Hace unos cinco años saqué mis archivos del mueble que está en mi cubículo junto a la ventana, puse en la cajuela de mi coche la maceta con la planta de sombra, saqué  mis libros de los anaqueles y los coloqué en cajas con las notas, problemas, revistas, discos y memorias que he utilizado en los miles de cursos que he impartido. arranqué de las paredes los carteles de Luis, de Mari y de Imanol, las fotografías de mi marido y de mis hijos; el dibujo de mi nieta Marijose: una colegiala que le ofrece a su abuela una enorme flor. También la tabla periódica, pegada a la derecha de mi sillón, las configuraciones electrónicas y el calendario del año en el que había garabateado algunos pendientes. Guardé la figurita del Quijote y el molino de viento de mi tierra manchega, que hace tiempo coloqué en un estante del librero que está bajo la ventana. Me despedí de mi cubículo y del jardín que se ve por los cristales, en el que hace años se celebraban misas en días de guardar y ahora es un lugar de estudio y asueto para los alumnos. Dije adiós a mi grupo de estudiantes, a mis pupilos, a mi último tesista, a mis colegas y a todas las horas que me han visto trabajar, comentar, exasperarme, discutir, reír, estudiar y todo lo que conforma una vida de dedicación a la ciencia y a la educación.

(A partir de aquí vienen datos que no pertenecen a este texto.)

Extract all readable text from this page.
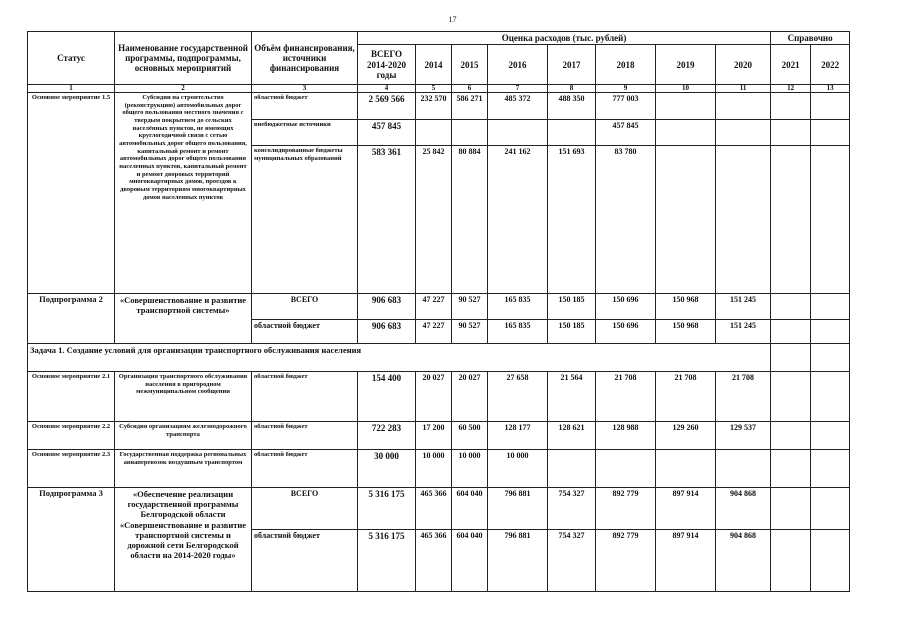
17
Статус	Наименование государственной программы, подпрограммы, основных мероприятий	Объём финансирования, источники финансирования	Оценка расходов (тыс. рублей)								Справочно	
			ВСЕГО 2014-2020 годы	2014	2015	2016	2017	2018	2019	2020	2021	2022
1	2	3	4	5	6	7	8	9	10	11	12	13
Основное мероприятие 1.5	Субсидии на строительство (реконструкцию) автомобильных дорог общего пользования местного значения с твердым покрытием до сельских населённых пунктов, не имеющих круглогодичной связи с сетью автомобильных дорог общего пользования, капитальный ремонт и ремонт автомобильных дорог общего пользования населенных пунктов, капитальный ремонт и ремонт дворовых территорий многоквартирных домов, проездов к дворовым территориям многоквартирных домов населенных пунктов	областной бюджет	2 569 566	232 570	586 271	485 372	488 350	777 003				
		внебюджетные источники	457 845					457 845				
		консолидированные бюджеты муниципальных образований	583 361	25 842	80 884	241 162	151 693	83 780				
Подпрограмма 2	«Совершенствование и развитие транспортной системы»	ВСЕГО	906 683	47 227	90 527	165 835	150 185	150 696	150 968	151 245		
		областной бюджет	906 683	47 227	90 527	165 835	150 185	150 696	150 968	151 245		
Задача 1. Создание условий для организации транспортного обслуживания населения												
Основное мероприятие 2.1	Организация транспортного обслуживания населения в пригородном межмуниципальном сообщении	областной бюджет	154 400	20 027	20 027	27 658	21 564	21 708	21 708	21 708		
Основное мероприятие 2.2	Субсидия организациям железнодорожного транспорта	областной бюджет	722 283	17 200	60 500	128 177	128 621	128 988	129 260	129 537		
Основное мероприятие 2.3	Государственная поддержка региональных авиаперевозок воздушным транспортом	областной бюджет	30 000	10 000	10 000	10 000						
Подпрограмма 3	«Обеспечение реализации государственной программы Белгородской области «Совершенствование и развитие транспортной системы и дорожной сети Белгородской области на 2014-2020 годы»	ВСЕГО	5 316 175	465 366	604 040	796 881	754 327	892 779	897 914	904 868		
		областной бюджет	5 316 175	465 366	604 040	796 881	754 327	892 779	897 914	904 868		
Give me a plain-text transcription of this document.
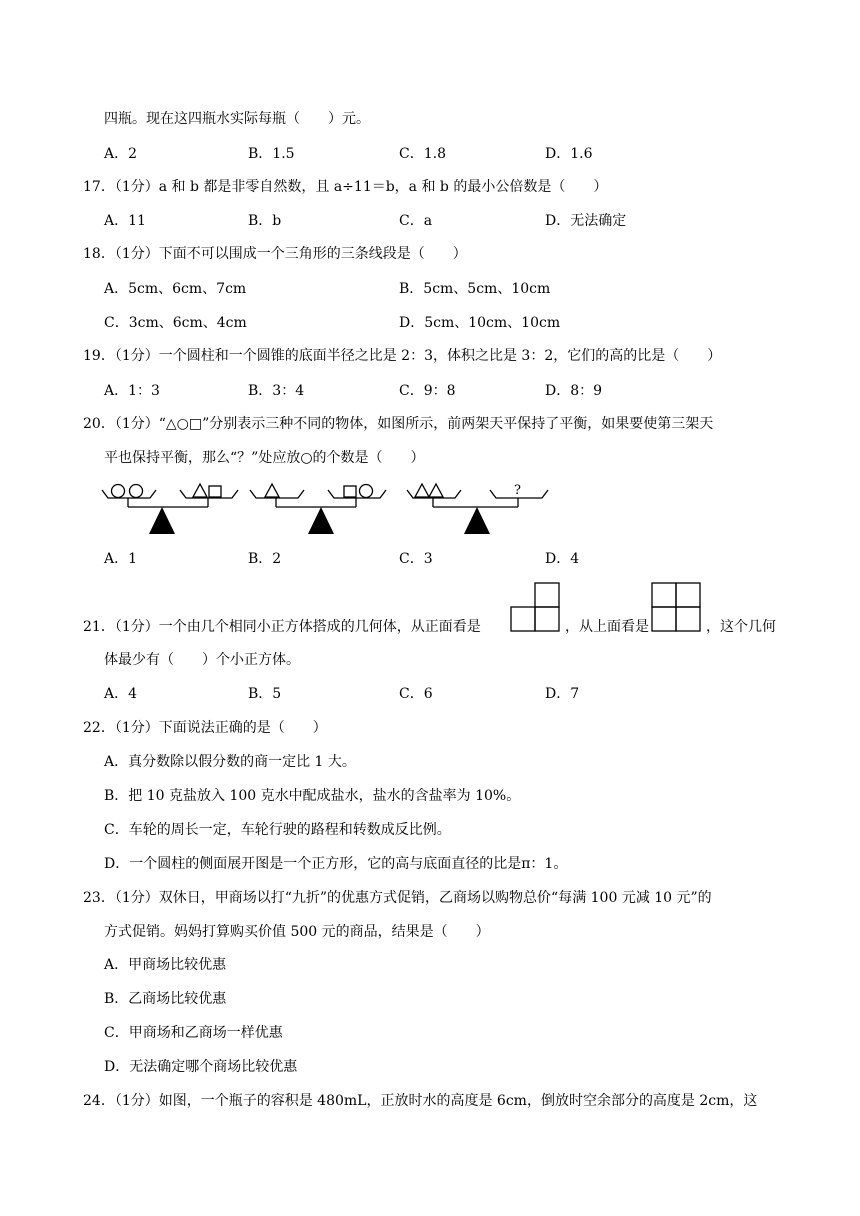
四瓶。现在这四瓶水实际每瓶（　　）元。
A．2	B．1.5	C．1.8	D．1.6
17．（1分）a 和 b 都是非零自然数，且 a÷11＝b，a 和 b 的最小公倍数是（　　）
A．11	B．b	C．a	D．无法确定
18．（1分）下面不可以围成一个三角形的三条线段是（　　）
A．5cm、6cm、7cm	B．5cm、5cm、10cm
C．3cm、6cm、4cm	D．5cm、10cm、10cm
19．（1分）一个圆柱和一个圆锥的底面半径之比是 2：3，体积之比是 3：2，它们的高的比是（　　）
A．1：3	B．3：4	C．9：8	D．8：9
20．（1分）“△○□”分别表示三种不同的物体，如图所示，前两架天平保持了平衡，如果要使第三架天
平也保持平衡，那么“？”处应放○的个数是（　　）
?
A．1	B．2	C．3	D．4
21．（1分）一个由几个相同小正方体搭成的几何体，从正面看是	，从上面看是	，这个几何
体最少有（　　）个小正方体。
A．4	B．5	C．6	D．7
22．（1分）下面说法正确的是（　　）
A．真分数除以假分数的商一定比 1 大。
B．把 10 克盐放入 100 克水中配成盐水，盐水的含盐率为 10%。
C．车轮的周长一定，车轮行驶的路程和转数成反比例。
D．一个圆柱的侧面展开图是一个正方形，它的高与底面直径的比是π：1。
23．（1分）双休日，甲商场以打“九折”的优惠方式促销，乙商场以购物总价“每满 100 元减 10 元”的
方式促销。妈妈打算购买价值 500 元的商品，结果是（　　）
A．甲商场比较优惠
B．乙商场比较优惠
C．甲商场和乙商场一样优惠
D．无法确定哪个商场比较优惠
24．（1分）如图，一个瓶子的容积是 480mL，正放时水的高度是 6cm，倒放时空余部分的高度是 2cm，这
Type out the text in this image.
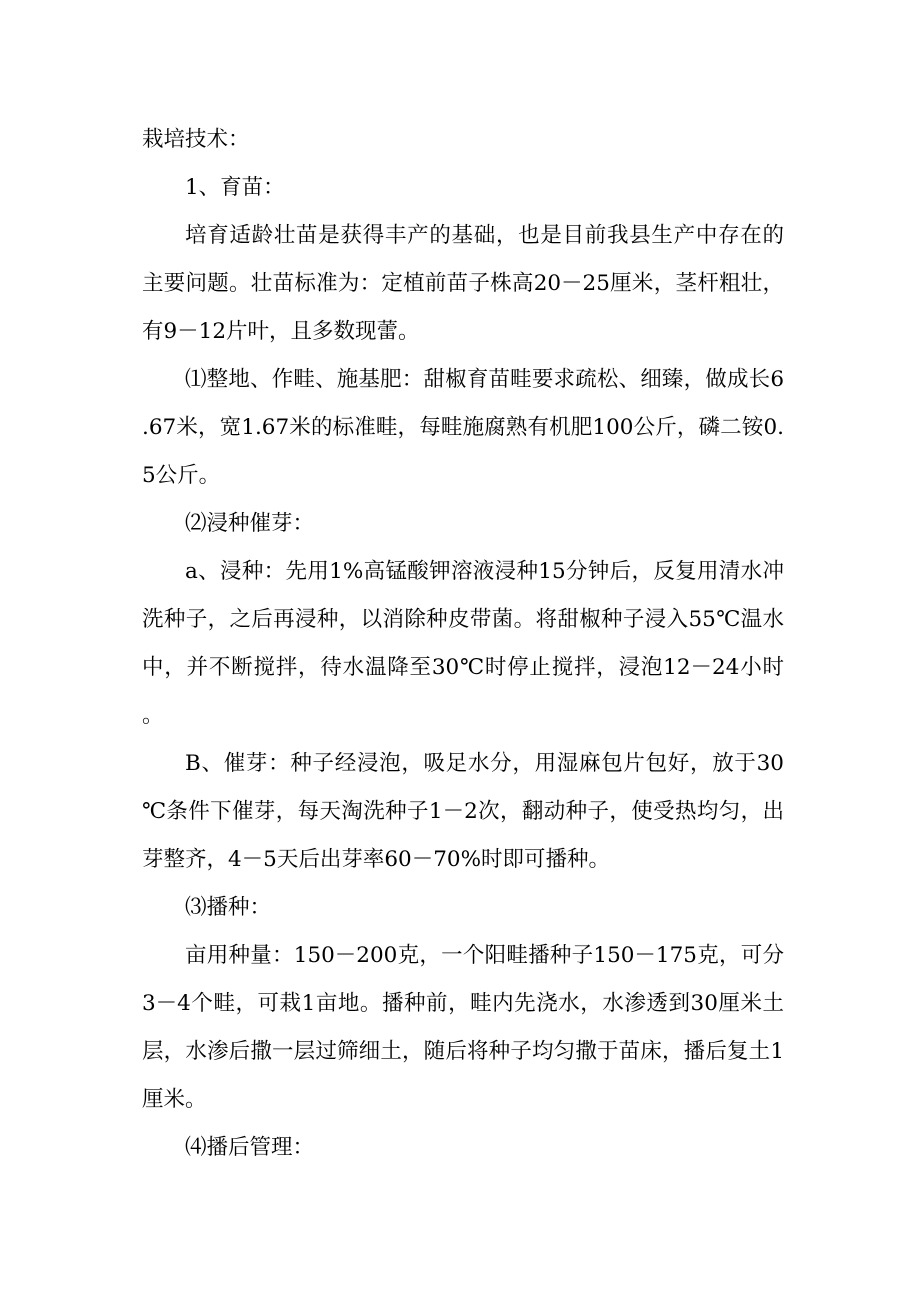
栽培技术：

1、育苗：

培育适龄壮苗是获得丰产的基础，也是目前我县生产中存在的主要问题。壮苗标准为：定植前苗子株高20－25厘米，茎杆粗壮，有9－12片叶，且多数现蕾。

⑴整地、作畦、施基肥：甜椒育苗畦要求疏松、细臻，做成长6.67米，宽1.67米的标准畦，每畦施腐熟有机肥100公斤，磷二铵0.5公斤。

⑵浸种催芽：

a、浸种：先用1%高锰酸钾溶液浸种15分钟后，反复用清水冲洗种子，之后再浸种，以消除种皮带菌。将甜椒种子浸入55℃温水中，并不断搅拌，待水温降至30℃时停止搅拌，浸泡12－24小时。

B、催芽：种子经浸泡，吸足水分，用湿麻包片包好，放于30℃条件下催芽，每天淘洗种子1－2次，翻动种子，使受热均匀，出芽整齐，4－5天后出芽率60－70%时即可播种。

⑶播种：

亩用种量：150－200克，一个阳畦播种子150－175克，可分3－4个畦，可栽1亩地。播种前，畦内先浇水，水渗透到30厘米土层，水渗后撒一层过筛细土，随后将种子均匀撒于苗床，播后复土1厘米。

⑷播后管理：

Y así, un día, salí de mi cubículo con mi bastón y mi mochila, como otro día cualquiera de una semana cualquiera, en el que se han terminado las labores hasta que llegue el día siguiente con sus proyectos, sus esperanzas, las metas alcanzadas y las que no se pudieron lograr, las experiencias gratas y los momentos difíciles; un día nuevo, espléndido, prometedor, una nueva ocasión de rutina y de creatividad, en mi universidad, en mi casa, en mi cubículo, con mis estudiantes... como siempre

Ahora estoy jubilada y aún tengo muchas ocasiones de contento y de bienestar, perdí una guerra que espero que se gane algún día y gané un exilio en la libertad y otra patria en la que he sido feliz.

Ahora con el tiempo y el flujo de las corrientes, esa niña de guerra y de exilio ha logrado deslizarse sin erosiones, sin rozaduras, con suavidad, apaciblemente, en su último cauce, como los cantos rodados del riachuelo de su pueblo manchego.